China and Turkey have recently made headlines after authorities in both countries announced nationwide crypto raids
A report by the Russian news agency yesterday According to Interfax has Russian Deputy Finance Minister Alexei Moiseev confirmed that the purchase and sale of cryptocurrencies on foreign exchanges will not be banned. However, he maintained that the current ban on the use of cryptocurrencies for payments will remain unchanged. Russia had already issued regulations prohibiting the use of cryptocurrencies to pay for goods and services in July last year.
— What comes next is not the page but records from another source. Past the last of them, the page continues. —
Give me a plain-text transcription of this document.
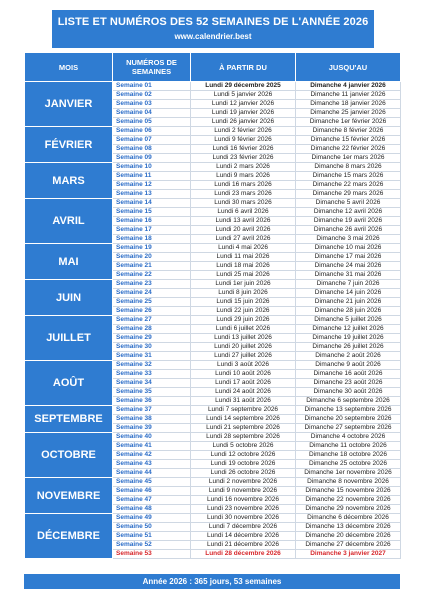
LISTE ET NUMÉROS DES 52 SEMAINES DE L'ANNÉE 2026
www.calendrier.best
MOIS	NUMÉROS DE SEMAINES	À PARTIR DU	JUSQU'AU
JANVIER	Semaine 01	Lundi 29 décembre 2025	Dimanche 4 janvier 2026
	Semaine 02	Lundi 5 janvier 2026	Dimanche 11 janvier 2026
	Semaine 03	Lundi 12 janvier 2026	Dimanche 18 janvier 2026
	Semaine 04	Lundi 19 janvier 2026	Dimanche 25 janvier 2026
	Semaine 05	Lundi 26 janvier 2026	Dimanche 1er février 2026
FÉVRIER	Semaine 06	Lundi 2 février 2026	Dimanche 8 février 2026
	Semaine 07	Lundi 9 février 2026	Dimanche 15 février 2026
	Semaine 08	Lundi 16 février 2026	Dimanche 22 février 2026
	Semaine 09	Lundi 23 février 2026	Dimanche 1er mars 2026
MARS	Semaine 10	Lundi 2 mars 2026	Dimanche 8 mars 2026
	Semaine 11	Lundi 9 mars 2026	Dimanche 15 mars 2026
	Semaine 12	Lundi 16 mars 2026	Dimanche 22 mars 2026
	Semaine 13	Lundi 23 mars 2026	Dimanche 29 mars 2026
AVRIL	Semaine 14	Lundi 30 mars 2026	Dimanche 5 avril 2026
	Semaine 15	Lundi 6 avril 2026	Dimanche 12 avril 2026
	Semaine 16	Lundi 13 avril 2026	Dimanche 19 avril 2026
	Semaine 17	Lundi 20 avril 2026	Dimanche 26 avril 2026
	Semaine 18	Lundi 27 avril 2026	Dimanche 3 mai 2026
MAI	Semaine 19	Lundi 4 mai 2026	Dimanche 10 mai 2026
	Semaine 20	Lundi 11 mai 2026	Dimanche 17 mai 2026
	Semaine 21	Lundi 18 mai 2026	Dimanche 24 mai 2026
	Semaine 22	Lundi 25 mai 2026	Dimanche 31 mai 2026
JUIN	Semaine 23	Lundi 1er juin 2026	Dimanche 7 juin 2026
	Semaine 24	Lundi 8 juin 2026	Dimanche 14 juin 2026
	Semaine 25	Lundi 15 juin 2026	Dimanche 21 juin 2026
	Semaine 26	Lundi 22 juin 2026	Dimanche 28 juin 2026
JUILLET	Semaine 27	Lundi 29 juin 2026	Dimanche 5 juillet 2026
	Semaine 28	Lundi 6 juillet 2026	Dimanche 12 juillet 2026
	Semaine 29	Lundi 13 juillet 2026	Dimanche 19 juillet 2026
	Semaine 30	Lundi 20 juillet 2026	Dimanche 26 juillet 2026
	Semaine 31	Lundi 27 juillet 2026	Dimanche 2 août 2026
AOÛT	Semaine 32	Lundi 3 août 2026	Dimanche 9 août 2026
	Semaine 33	Lundi 10 août 2026	Dimanche 16 août 2026
	Semaine 34	Lundi 17 août 2026	Dimanche 23 août 2026
	Semaine 35	Lundi 24 août 2026	Dimanche 30 août 2026
	Semaine 36	Lundi 31 août 2026	Dimanche 6 septembre 2026
SEPTEMBRE	Semaine 37	Lundi 7 septembre 2026	Dimanche 13 septembre 2026
	Semaine 38	Lundi 14 septembre 2026	Dimanche 20 septembre 2026
	Semaine 39	Lundi 21 septembre 2026	Dimanche 27 septembre 2026
OCTOBRE	Semaine 40	Lundi 28 septembre 2026	Dimanche 4 octobre 2026
	Semaine 41	Lundi 5 octobre 2026	Dimanche 11 octobre 2026
	Semaine 42	Lundi 12 octobre 2026	Dimanche 18 octobre 2026
	Semaine 43	Lundi 19 octobre 2026	Dimanche 25 octobre 2026
	Semaine 44	Lundi 26 octobre 2026	Dimanche 1er novembre 2026
NOVEMBRE	Semaine 45	Lundi 2 novembre 2026	Dimanche 8 novembre 2026
	Semaine 46	Lundi 9 novembre 2026	Dimanche 15 novembre 2026
	Semaine 47	Lundi 16 novembre 2026	Dimanche 22 novembre 2026
	Semaine 48	Lundi 23 novembre 2026	Dimanche 29 novembre 2026
DÉCEMBRE	Semaine 49	Lundi 30 novembre 2026	Dimanche 6 décembre 2026
	Semaine 50	Lundi 7 décembre 2026	Dimanche 13 décembre 2026
	Semaine 51	Lundi 14 décembre 2026	Dimanche 20 décembre 2026
	Semaine 52	Lundi 21 décembre 2026	Dimanche 27 décembre 2026
	Semaine 53	Lundi 28 décembre 2026	Dimanche 3 janvier 2027
Année 2026 : 365 jours, 53 semaines
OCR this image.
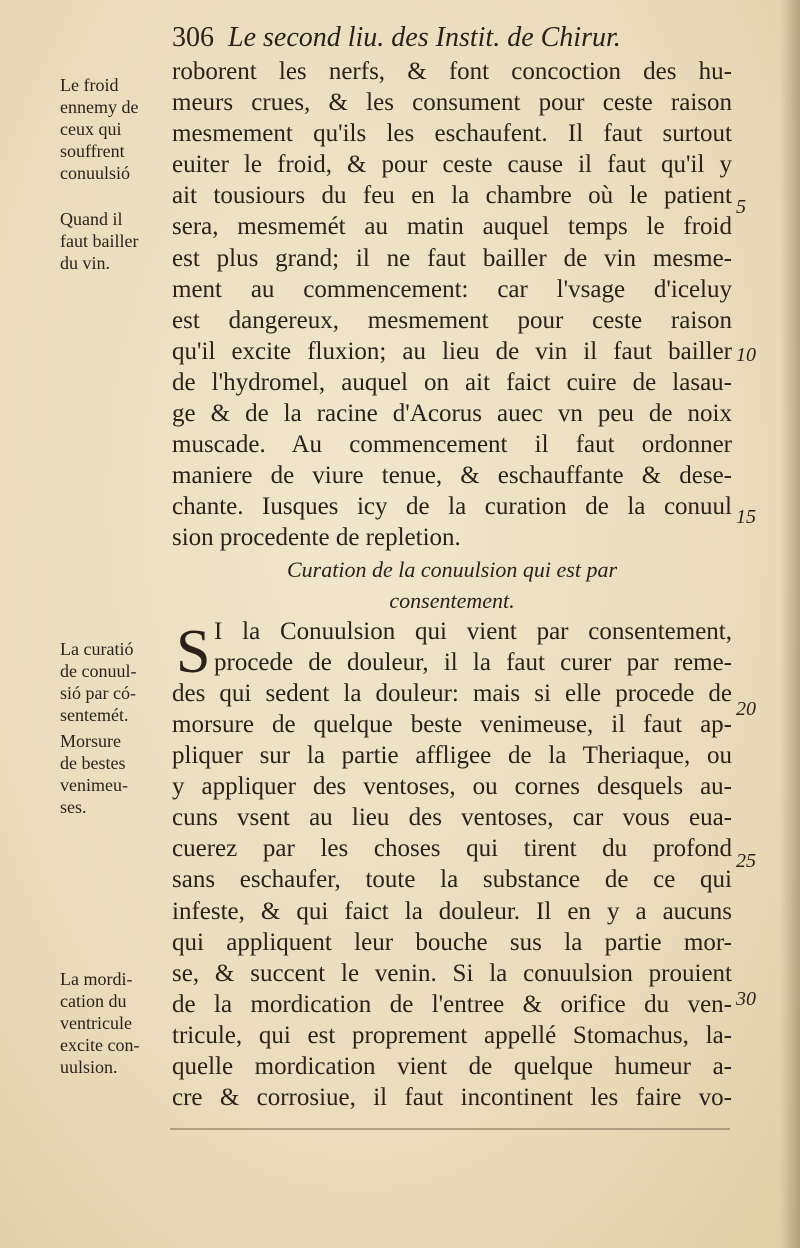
306 Le second liu. des Instit. de Chirur.
roborent les nerfs, & font concoction des hu-
meurs crues, & les consument pour ceste raison
mesmement qu'ils les eschaufent. Il faut surtout
euiter le froid, & pour ceste cause il faut qu'il y
ait tousiours du feu en la chambre où le patient
sera, mesmemét au matin auquel temps le froid
est plus grand; il ne faut bailler de vin mesme-
ment au commencement: car l'vsage d'iceluy
est dangereux, mesmement pour ceste raison
qu'il excite fluxion; au lieu de vin il faut bailler
de l'hydromel, auquel on ait faict cuire de lasau-
ge & de la racine d'Acorus auec vn peu de noix
muscade. Au commencement il faut ordonner
maniere de viure tenue, & eschauffante & dese-
chante. Iusques icy de la curation de la conuul
sion procedente de repletion.
Curation de la conuulsion qui est par
consentement.
S I la Conuulsion qui vient par consentement,
procede de douleur, il la faut curer par reme-
des qui sedent la douleur: mais si elle procede de
morsure de quelque beste venimeuse, il faut ap-
pliquer sur la partie affligee de la Theriaque, ou
y appliquer des ventoses, ou cornes desquels au-
cuns vsent au lieu des ventoses, car vous eua-
cuerez par les choses qui tirent du profond
sans eschaufer, toute la substance de ce qui
infeste, & qui faict la douleur. Il en y a aucuns
qui appliquent leur bouche sus la partie mor-
se, & succent le venin. Si la conuulsion prouient
de la mordication de l'entree & orifice du ven-
tricule, qui est proprement appellé Stomachus, la-
quelle mordication vient de quelque humeur a-
cre & corrosiue, il faut incontinent les faire vo-
Le froid
ennemy de
ceux qui
souffrent
conuulsió
Quand il
faut bailler
du vin.
La curatió
de conuul-
sió par có-
sentemét.
Morsure
de bestes
venimeu-
ses.
La mordi-
cation du
ventricule
excite con-
uulsion.
5
10
15
20
25
30
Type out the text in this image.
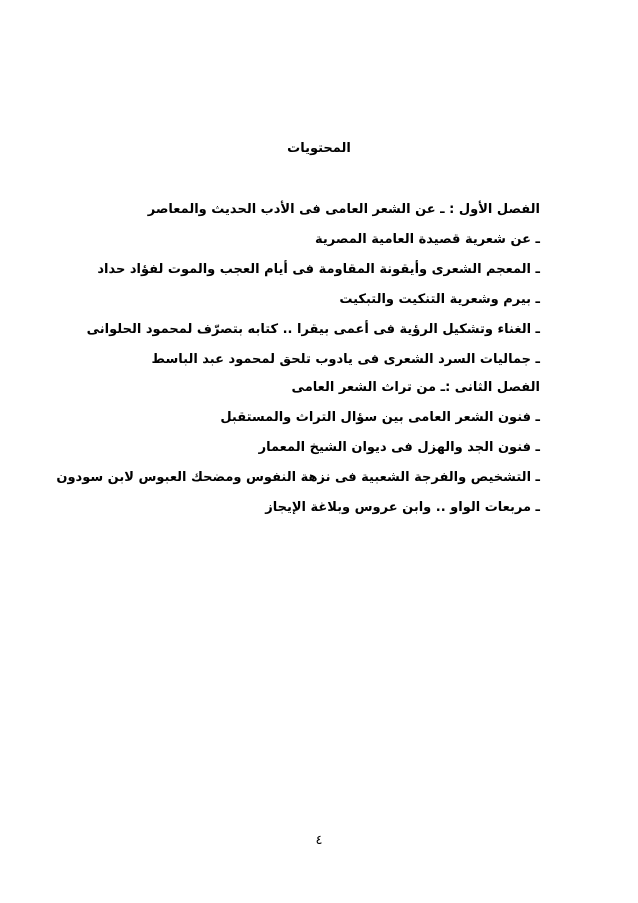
المحتويات
الفصل الأول : ـ عن الشعر العامى فى الأدب الحديث والمعاصر
ـ عن شعرية قصيدة العامية المصرية
ـ المعجم الشعرى وأيقونة المقاومة فى أيام العجب والموت لفؤاد حداد
ـ بيرم وشعرية التنكيت والتبكيت
ـ الغناء وتشكيل الرؤية فى أعمى بيقرا .. كتابه بتصرّف لمحمود الحلوانى
ـ جماليات السرد الشعرى فى يادوب تلحق لمحمود عبد الباسط
الفصل الثانى :ـ من تراث الشعر العامى
ـ فنون الشعر العامى بين سؤال التراث والمستقبل
ـ فنون الجد والهزل فى ديوان الشيخ المعمار
ـ التشخيص والفرجة الشعبية فى نزهة النفوس ومضحك العبوس لابن سودون
ـ مربعات الواو .. وابن عروس وبلاغة الإيجاز
٤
“At the moment, I can say that the settlement of cryptocurrencies is prohibited. At the same time, citizens can buy (cryptocurrencies) and use e-wallets outside of Russia. I believe that for the time being, things will remain as they are. So far there are no plans to change anything”, he told reporters.
The report comes amid growing concern after the state sought to restrict cryptocurrency trading in recent days. Pointing to the need to protect retail investors from potential losses, Anatoly Aksakov, chairman of the Russian State Duma Committee on Financial Markets, suggested last week that the government should adopt new laws to this end.
“Digital currencies are the subject of our increased attention, and we will try to provide maximum protection to our citizens who invest in digital assets, since it is a new tool and it is quite difficult for an inexperienced investor”Aksakov said.
With millions of institutional investors moving in the cryptocurrency markets, it is only logical to protect retail investors. If a law were implemented, as indicated by Aksakov, it would restrict trade for non-accredited investors in the country.
Aksakov’s comments follow comments made by the First Deputy governor of the Bank of Russia, Sergey Shvetsov, in September. Shvetsov said the bank is considering slowing transactions to reduce the frequency of “emotional” purchases of crypto assets. The bank director argued that such measures are necessary to protect investors in the event that crypto markets fall to zero.
The Bank of Russia remains committed to controlling the state of cryptocurrencies in the country and has taken several measures to regulate them. Last month, the central bank demanded that all local banks block all crypto wallets that exhibit suspicious activity, such as the involvement of an unusually large number of counterparties.
In Turkey, the crypto regulation scene has now pushed Coinzo to become the country’s youngest crypto exchange to close its business, apparently due to a tough approach from the president. During Monday’s announcement, Coinzo told users that it has also closed all CNZ trading pairs to avoid fluctuation effects. The exchange also told them that they had six months to transfer their balances to their personal bank accounts.